Tekâmül ilerledikçe ne olur?
Her şeyin farkına vardık ve tekâmül etme konusunda ilerlemeye başladık diyelim. Bu sefer ne olacak? Tekâmül ettikçe maddesel, nefsani koşulların üzerine yükselmiş olan bir varlık haline geleceğiz. Zaten insanı deneyimleyen bir ruhsal varlık olarak temel motivimiz; tekâmülde yol katetmek ve ÖZ ile birleşmektir. Tekâmülümüzde yol katettikçe evreni ve yaratılışı daha geniş açıdan göreceğiz. Bunun sonucunda ise insan olarak tekâmülümüzü tamamlayacak; yani insan-ı kâmil olacak ve neticesinde bir daha dünyaya gelmemiz için bir sebep de kalmayacaktır.
Tekâmülün sonu var mıdır?
Tabi ki yoktur! Daha da yüksek mertebelere çıkmamız için tekâmülümüz devam edecektir. Bizim için şu anda bu konular tam anlamıyla kavranabilir olmasa da, dünyamızda görevli bazı insanların medyumik celseler ile aldığı bilgiler ışığında, aydınlanmamız mümkün olmuştur. Onlardan biri de Neo-Spiritüalizmin kurucusu Bedri Ruhselman’dır. Ruhselman’ın tekâmül ile ilgili aktardığı bilgilerle yazımı sonlandırmak istiyorum:
“Ruhlar değişik maddesel tekâmül yollarında yürüyerek, üç boyutlu âlemin tüm realitelerinin üstüne çıktıktan sonra, tekâmüllerini daha yüksek bir düzeyde sürdürmek üzere dört boyutlu âlemde birleşirler.
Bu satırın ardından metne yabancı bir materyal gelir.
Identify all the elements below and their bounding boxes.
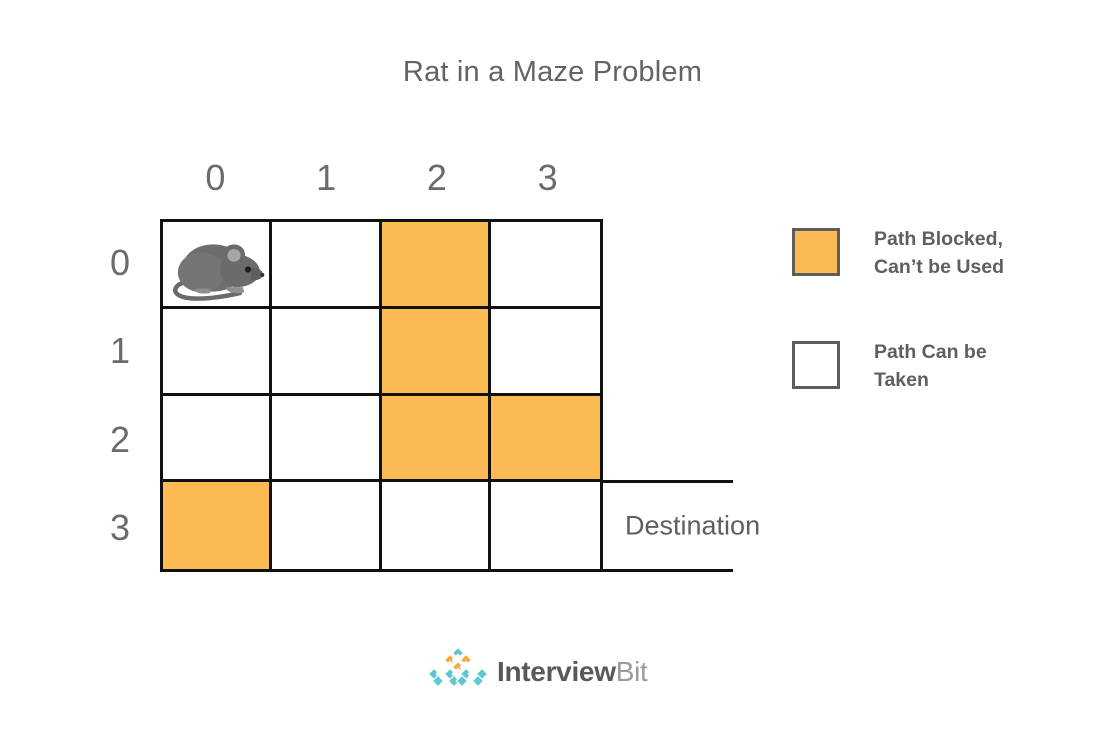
maze-cell-3-0[interactable] <box>163 482 272 569</box>
column-header-3: 3 <box>492 157 603 199</box>
maze-cell-2-3[interactable] <box>491 396 600 483</box>
row-header-3: 3 <box>98 484 142 572</box>
callout-top-line <box>603 480 733 483</box>
legend-item-open: Path Can be Taken <box>792 339 1072 394</box>
maze-cell-0-1[interactable] <box>272 222 381 309</box>
maze-cell-3-3[interactable] <box>491 482 600 569</box>
rat-icon <box>169 228 265 302</box>
row-header-0: 0 <box>98 219 142 307</box>
maze-cell-3-2[interactable] <box>382 482 491 569</box>
legend-label-blocked: Path Blocked, Can’t be Used <box>874 226 1004 281</box>
maze-figure: 0 1 2 3 0 1 2 3 <box>160 219 603 572</box>
maze-cell-1-1[interactable] <box>272 309 381 396</box>
brand-name-bold: Interview <box>497 656 616 687</box>
maze-cell-0-2[interactable] <box>382 222 491 309</box>
row-header-1: 1 <box>98 307 142 395</box>
maze-cell-1-3[interactable] <box>491 309 600 396</box>
brand-logo: InterviewBit <box>429 648 647 695</box>
legend-swatch-open <box>792 341 840 389</box>
legend-label-open: Path Can be Taken <box>874 339 987 394</box>
destination-callout: Destination <box>603 480 733 572</box>
maze-grid <box>160 219 603 572</box>
column-header-1: 1 <box>271 157 382 199</box>
destination-label: Destination <box>625 511 760 542</box>
legend: Path Blocked, Can’t be Used Path Can be … <box>792 226 1072 453</box>
maze-cell-3-1[interactable] <box>272 482 381 569</box>
maze-cell-1-0[interactable] <box>163 309 272 396</box>
brand-wordmark: InterviewBit <box>497 656 647 688</box>
column-header-0: 0 <box>160 157 271 199</box>
column-header-2: 2 <box>382 157 493 199</box>
maze-cell-0-0[interactable] <box>163 222 272 309</box>
legend-item-blocked: Path Blocked, Can’t be Used <box>792 226 1072 281</box>
maze-cell-2-0[interactable] <box>163 396 272 483</box>
page-title: Rat in a Maze Problem <box>0 56 1105 89</box>
brand-name-light: Bit <box>616 656 648 687</box>
row-header-2: 2 <box>98 396 142 484</box>
callout-bottom-line <box>603 569 733 572</box>
maze-cell-2-1[interactable] <box>272 396 381 483</box>
interviewbit-diamonds-icon <box>429 648 487 695</box>
maze-cell-0-3[interactable] <box>491 222 600 309</box>
maze-cell-2-2[interactable] <box>382 396 491 483</box>
legend-swatch-blocked <box>792 228 840 276</box>
maze-cell-1-2[interactable] <box>382 309 491 396</box>
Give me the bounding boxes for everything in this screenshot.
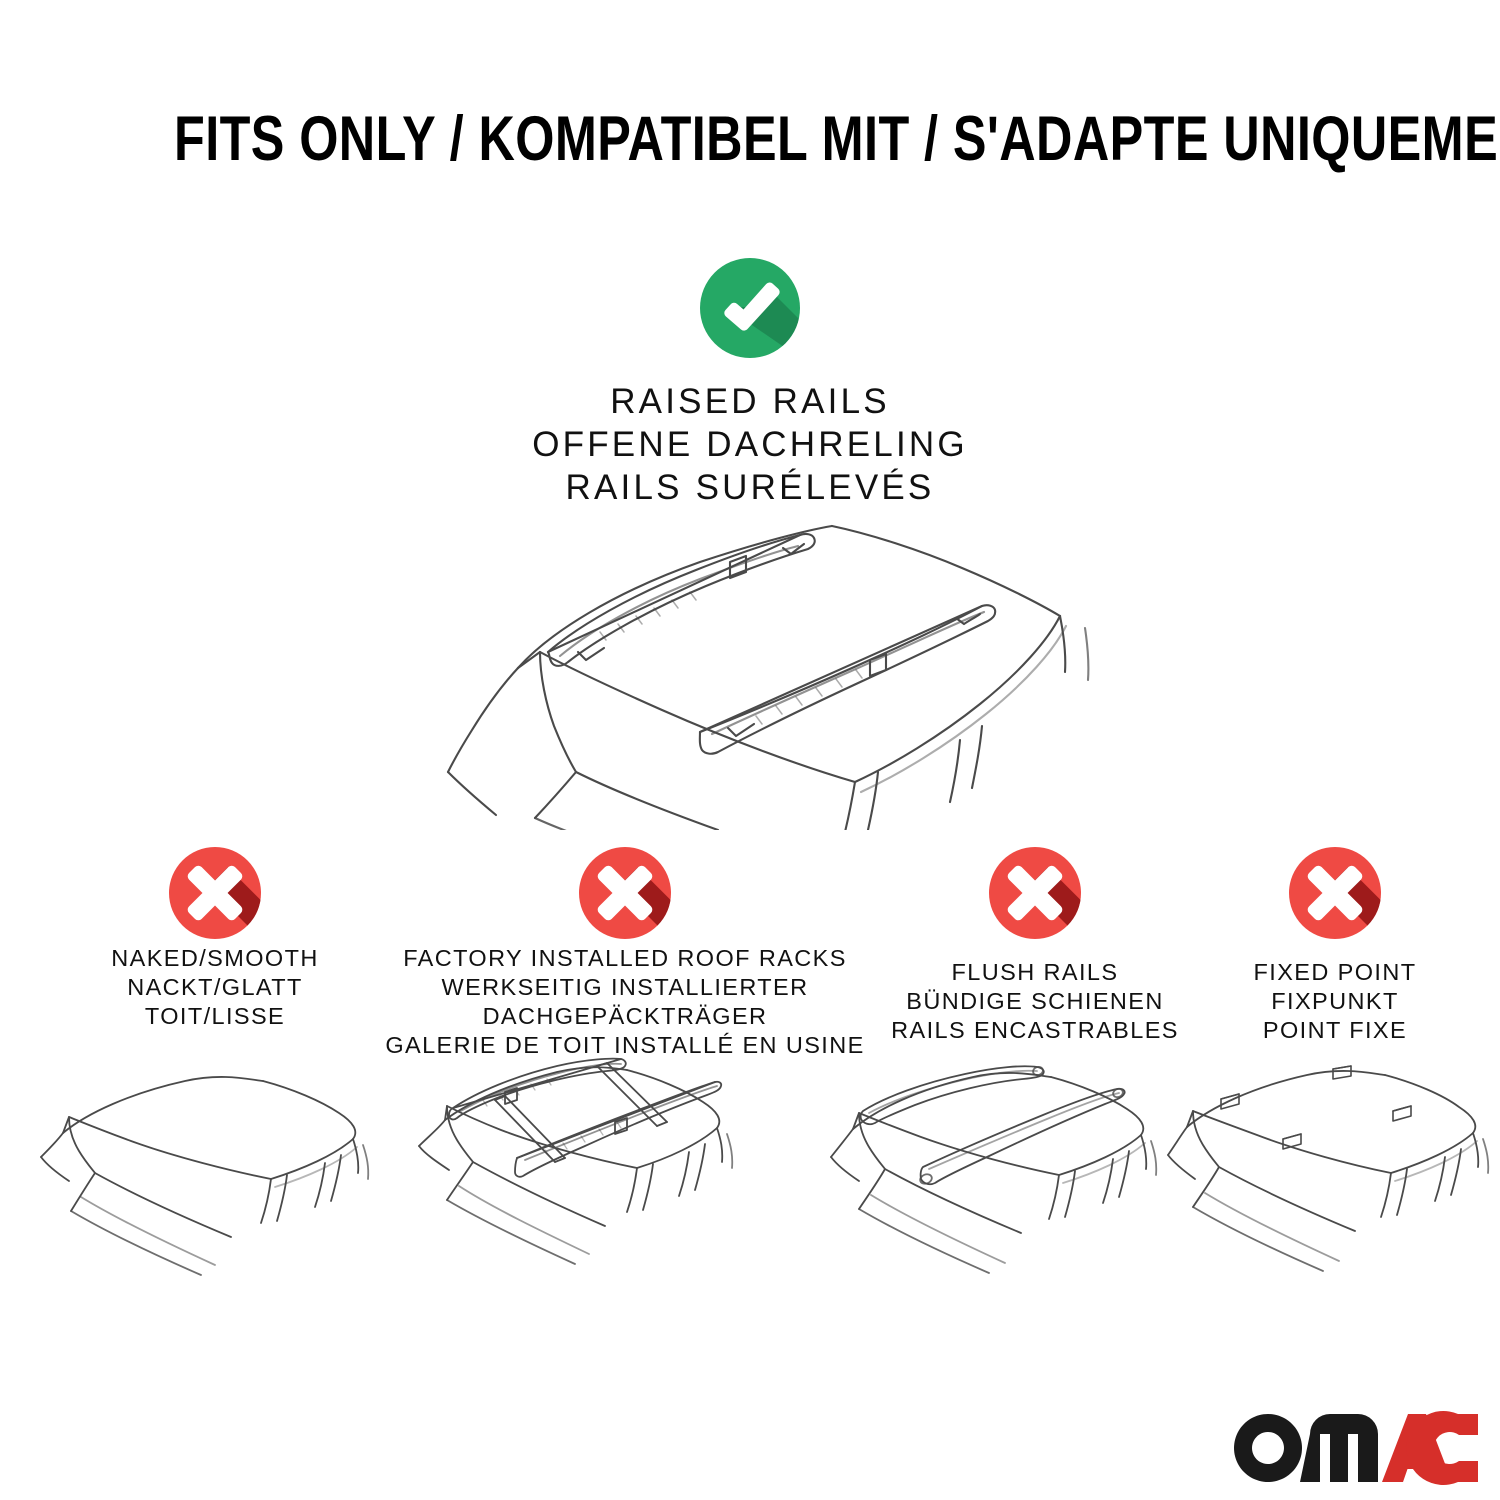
label-line-de-2: DACHGEPÄCKTRÄGER [375, 1002, 875, 1031]
label-line-fr: POINT FIXE [1195, 1016, 1475, 1045]
label-line-de: FIXPUNKT [1195, 987, 1475, 1016]
page-title: FITS ONLY / KOMPATIBEL MIT / S'ADAPTE UN… [174, 108, 1500, 171]
x-circle-icon [1289, 847, 1381, 939]
label-line-de: NACKT/GLATT [10, 973, 420, 1002]
label-line-en: NAKED/SMOOTH [10, 944, 420, 973]
label-line-en: FIXED POINT [1195, 958, 1475, 987]
x-circle-icon [989, 847, 1081, 939]
x-circle-glyph [169, 847, 261, 939]
x-circle-icon [169, 847, 261, 939]
car-roof-raised-rails-illustration [400, 500, 1100, 830]
car-roof-naked-smooth-illustration [35, 1055, 405, 1305]
incompatible-label-flush-rails: FLUSH RAILS BÜNDIGE SCHIENEN RAILS ENCAS… [845, 958, 1225, 1045]
check-circle-glyph [700, 258, 800, 358]
label-line-fr: TOIT/LISSE [10, 1002, 420, 1031]
compatible-label-line-en: RAISED RAILS [250, 380, 1250, 423]
x-circle-icon [579, 847, 671, 939]
label-line-en: FLUSH RAILS [845, 958, 1225, 987]
car-roof-factory-racks-illustration [405, 1050, 780, 1305]
incompatible-label-factory-roof-racks: FACTORY INSTALLED ROOF RACKS WERKSEITIG … [375, 944, 875, 1060]
check-circle-icon [700, 258, 800, 358]
omac-logo [1232, 1408, 1478, 1488]
omac-logo-mark [1232, 1408, 1478, 1488]
label-line-de-1: WERKSEITIG INSTALLIERTER [375, 973, 875, 1002]
title-bar: FITS ONLY / KOMPATIBEL MIT / S'ADAPTE UN… [0, 108, 1500, 171]
logo-letter-c [1406, 1411, 1478, 1485]
x-circle-glyph [579, 847, 671, 939]
label-line-de: BÜNDIGE SCHIENEN [845, 987, 1225, 1016]
car-roof-fixed-point-illustration [1165, 1055, 1500, 1305]
incompatible-label-fixed-point: FIXED POINT FIXPUNKT POINT FIXE [1195, 958, 1475, 1045]
compatible-label-line-de: OFFENE DACHRELING [250, 423, 1250, 466]
label-line-fr: RAILS ENCASTRABLES [845, 1016, 1225, 1045]
logo-letter-m [1300, 1414, 1378, 1482]
logo-letter-o [1234, 1414, 1302, 1482]
x-circle-glyph [1289, 847, 1381, 939]
label-line-en: FACTORY INSTALLED ROOF RACKS [375, 944, 875, 973]
car-roof-flush-rails-illustration [825, 1055, 1195, 1305]
x-circle-glyph [989, 847, 1081, 939]
compatible-label: RAISED RAILS OFFENE DACHRELING RAILS SUR… [250, 380, 1250, 509]
incompatible-label-naked-smooth: NAKED/SMOOTH NACKT/GLATT TOIT/LISSE [10, 944, 420, 1031]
Bu düzeye kadar yükselmiş ruhlarda, artık bizim evrenimizde olduğu gibi bedenler, şekiller vb. kalmaz ve bunun sonucu olarak, oradaki varlıklar hakkında; ne cinsiyet, ne insanlık- hayvanlık- bitkilik ya da bizim evrenimizin dünyalarına özgü herhangi bir maddesel varlık durumu söz konusu olamaz.”